Neurol Sci. 2009 Jun;30(3):237-9. doi: 10.1007/s10072-009-0041-y. Epub 2009 Mar 4.
Morvan's syndrome is a rare disease characterized by peripheral nerve hyperexcitability, associated with CNS and autonomic systems involvement. High serum voltage-gated potassium channel (VGKC) antibody titers have been reported, and, till now, Morvan's syndrome has been considered as a VGKC antibody associated disease. We describe a patient with Morvan's syndrome associated with myasthenia gravis and a thymoma in his previous history, with surprisingly undetectable levels of VGKC antibodies. The clinical course is similar to those cases of Morvan's syndrome with VGKC-Ab, except for the lack of response to plasma exchange, previously considered as the first choice treatment. Nevertheless, the good response to corticosteroids therapy and the association with myasthenia confirm an autoimmune origin of the disease.

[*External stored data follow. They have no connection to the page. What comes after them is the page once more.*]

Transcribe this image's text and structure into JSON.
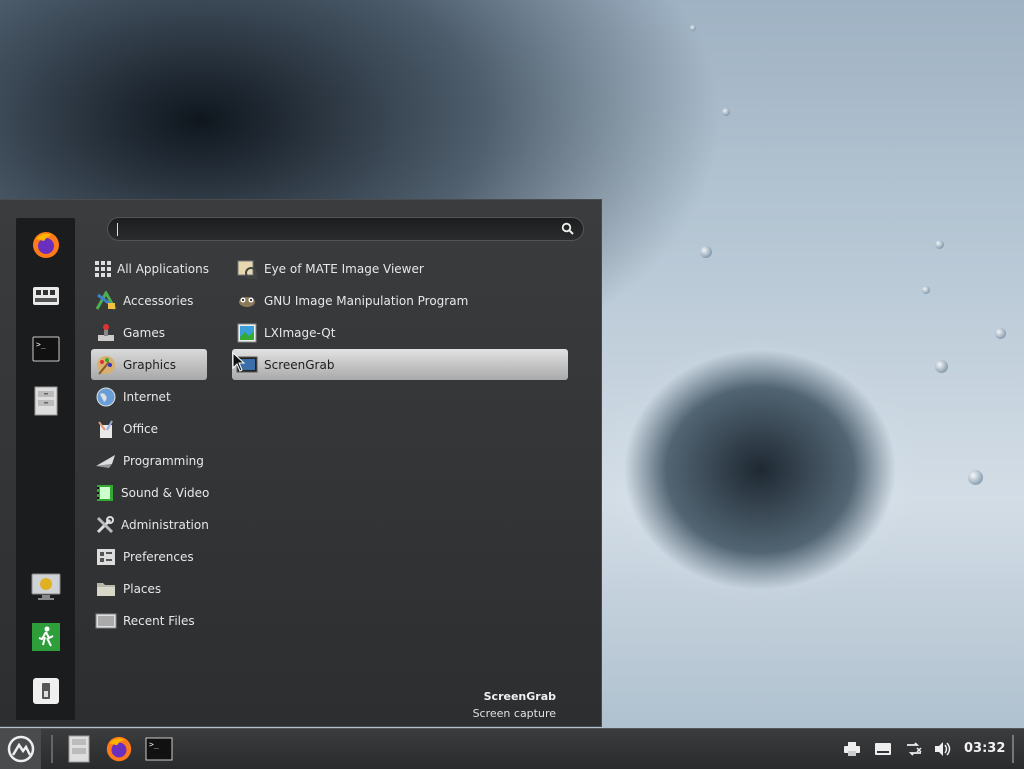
{
  "search": {
    "placeholder": "",
    "value": ""
  },
  "favorites": [
    {
      "name": "firefox-icon"
    },
    {
      "name": "software-manager-icon"
    },
    {
      "name": "terminal-icon"
    },
    {
      "name": "file-manager-icon"
    },
    {
      "name": "lock-screen-icon"
    },
    {
      "name": "logout-icon"
    },
    {
      "name": "shutdown-icon"
    }
  ],
  "categories": [
    {
      "label": "All Applications",
      "icon": "grid-icon"
    },
    {
      "label": "Accessories",
      "icon": "accessories-icon"
    },
    {
      "label": "Games",
      "icon": "games-icon"
    },
    {
      "label": "Graphics",
      "icon": "graphics-icon",
      "selected": true
    },
    {
      "label": "Internet",
      "icon": "globe-icon"
    },
    {
      "label": "Office",
      "icon": "office-icon"
    },
    {
      "label": "Programming",
      "icon": "programming-icon"
    },
    {
      "label": "Sound & Video",
      "icon": "sound-video-icon"
    },
    {
      "label": "Administration",
      "icon": "tools-icon"
    },
    {
      "label": "Preferences",
      "icon": "preferences-icon"
    },
    {
      "label": "Places",
      "icon": "folder-icon"
    },
    {
      "label": "Recent Files",
      "icon": "recent-files-icon"
    }
  ],
  "apps": [
    {
      "label": "Eye of MATE Image Viewer",
      "icon": "image-viewer-icon"
    },
    {
      "label": "GNU Image Manipulation Program",
      "icon": "gimp-icon"
    },
    {
      "label": "LXImage-Qt",
      "icon": "lximage-icon"
    },
    {
      "label": "ScreenGrab",
      "icon": "screengrab-icon",
      "selected": true
    }
  ],
  "description": {
    "name": "ScreenGrab",
    "text": "Screen capture"
  },
  "panel": {
    "launchers": [
      "file-manager-icon",
      "firefox-icon",
      "terminal-icon"
    ],
    "tray": [
      "printer-icon",
      "keyboard-icon",
      "network-icon",
      "volume-icon"
    ],
    "clock": "03:32"
  },
  "colors": {
    "menu_bg": "#2f3133",
    "selection": "#c4c4c4",
    "panel_bg": "#2f3031"
  }
}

莫旺综合征是一种罕见疾病,其特征为周围神经兴奋性增高,并伴有中枢神经系统和自主神经系统受累。据报道,患者血清中电压门控钾通道(VGKC)抗体滴度较高,迄今为止,莫旺综合征一直被视为一种与VGKC抗体相关的疾病。我们描述了一名曾患重症肌无力和胸腺瘤的莫旺综合征患者,其VGKC抗体水平出奇地检测不到。该患者的临床病程与那些VGKC抗体阳性的莫旺综合征病例相似,只是对血浆置换无反应,而血浆置换此前被视为首选治疗方法。尽管如此,该患者对皮质类固醇治疗反应良好以及与重症肌无力的关联证实了该疾病的自身免疫起源。